Barbara Probst: Subjective Evidence.
Sprengel Museum, Kurt-Schwitters-Platz 1, Hannover,
Dienstag 10.00 bis 20.00 Uhr, Mittwoch bis Sonntag 10.00 bis 20.00 Uhr.
Bis 19. März 2025.
[— artline>Nord] Eine Hand greift nach einem roten Apfel. Ein gelbes Taxi passiert eine Kreuzung. Eine junge Frau im gestreiften T-Shirt kehrt uns den Rücken zu und schaut aus dem Fenster. Zwölf Fotografien hat Barbara Probst (*1964) in blockartiger Hängung zu einer Gruppe kombiniert. Was auf den ersten Blick wie ein Mosaik zusammenhangloser Motive anmutet – eine Collage aus Farb- und Schwarz-Weiß-Aufnahmen, Stillleben und Street Photography, Nah- und Fernsicht –, entpuppt sich bei näherer Betrachtung als ein einziger Moment, festgehalten aus zwölf Kameraperspektiven. Der Titel gibt Auskunft über Ort und Zeit auf die Minute genau: „Exposure #106: N.Y.C., Broome & Crosby Streets, 04.17.13, 2:29 p:m“.

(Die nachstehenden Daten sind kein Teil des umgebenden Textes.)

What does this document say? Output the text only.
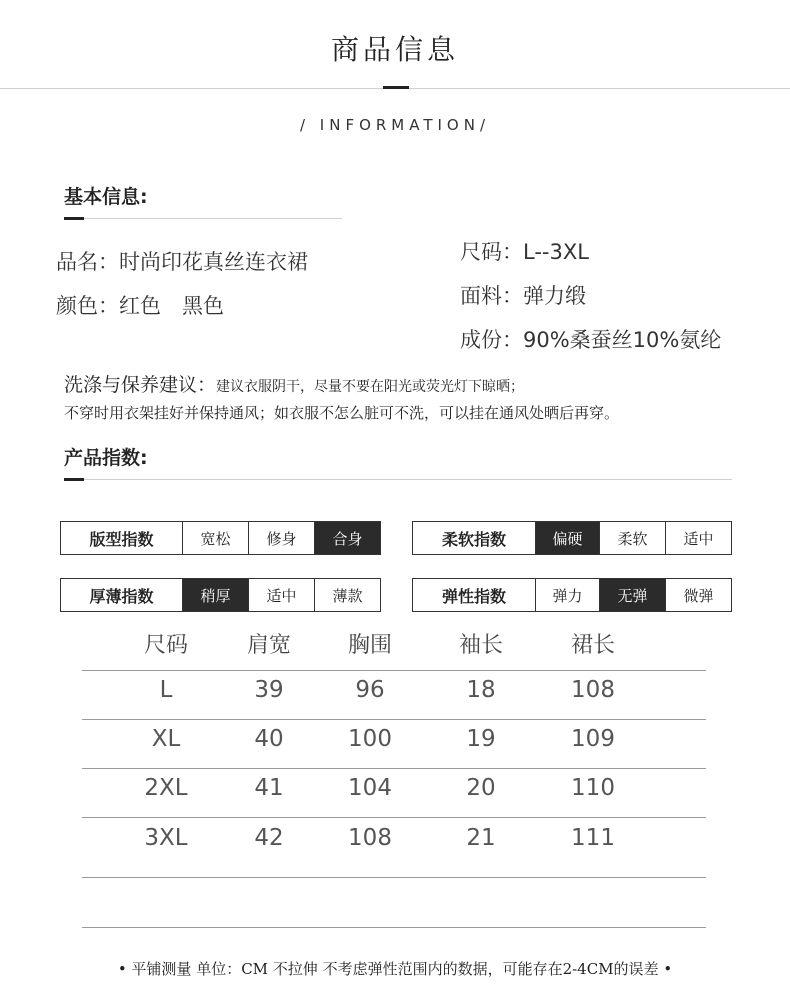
商品信息
/ INFORMATION/
基本信息:
品名：时尚印花真丝连衣裙
颜色：红色　黑色
尺码：L--3XL
面料：弹力缎
成份：90%桑蚕丝10%氨纶
洗涤与保养建议：建议衣服阴干，尽量不要在阳光或荧光灯下晾晒；
不穿时用衣架挂好并保持通风；如衣服不怎么脏可不洗，可以挂在通风处晒后再穿。
产品指数:
版型指数	宽松	修身	合身	柔软指数	偏硬	柔软	适中
厚薄指数	稍厚	适中	薄款	弹性指数	弹力	无弹	微弹
尺码	肩宽	胸围	袖长	裙长
L	39	96	18	108
XL	40	100	19	109
2XL	41	104	20	110
3XL	42	108	21	111
• 平铺测量 单位：CM 不拉伸 不考虑弹性范围内的数据，可能存在2-4CM的误差 •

Seit dem Jahr 2000 entwickelt die in New York und München lebende Künstlerin ihre „Exposure“-Serie, wobei Sie jede Arbeit mit fortlaufender Nummer, Orts- und Zeitangabe versieht. Jetzt zeigt das Sprengel Museum Hannover eine umfangreiche Auswahl ihres Werks unter dem Ausstellungstitel „Subjective Evidence“ (Subjektive Beweise). Das Motto macht klar: Hier wird das Publikum Detektivarbeit leisten müssen. Ob im Diptychon, Triptychon oder in vielteiligen Ensembles, immer zerlegt Barbara Probst ein momentanes Ereignis aus unterschiedlichen Perspektiven in einzelne Bildfragmente. Indizien einer Wirklichkeit, die nie als Ganzes wahrgenommen, sondern erst im Nachhinein rekonstruiert werden kann. Die Wahrheitsbehauptung der Fotografie macht Platz für die Erkenntnis ihrer Mehrdeutigkeit.
Dabei legt Probst ihre Arbeitsweise offen, indem sie ihre auf Stativen montierten Fotokameras mit in Szene setzt und so eine Reflexion über unsere Wahrnehmung anstößt. Was sehen wir von welchem Standpunkt aus? Und was sehen wir nicht? Welcher dreidimensionale Raum ergibt sich aus der Zusammenschau der zweidimensionalen Bilder? Probst hat Bildhauerei in München studiert, bevor sie an der Kunstakademie Düsseldorf mit der Fotografie begann. Ihr Zugang bleibt ein räumlicher, sie umkreist ihre Gegenstände wie eine Skulptur. Und manchmal steht sie selbst im Zentrum. Besonders schön im Triptychon „Exposure #185: Munich, Niederlingerstrasse 68, 04.21.23, 2:35 pm“. Da sieht man sie im Mittelteil, die Kamera im Anschlag, aus der Vogelperspektive, links erscheint sie im Profil vor einem verschneiten Tannenwald, der sich durch Klebestreifen am Rand als Fototapete entlarvt, und rechts vor der Projektion eines brennenden Wagens. Feuer und Eis: Man ist versucht, das als Symbol für Probsts kühlen analytischen Blick und ihre leidenschaftliche Hingabe an die Kunst zu deuten.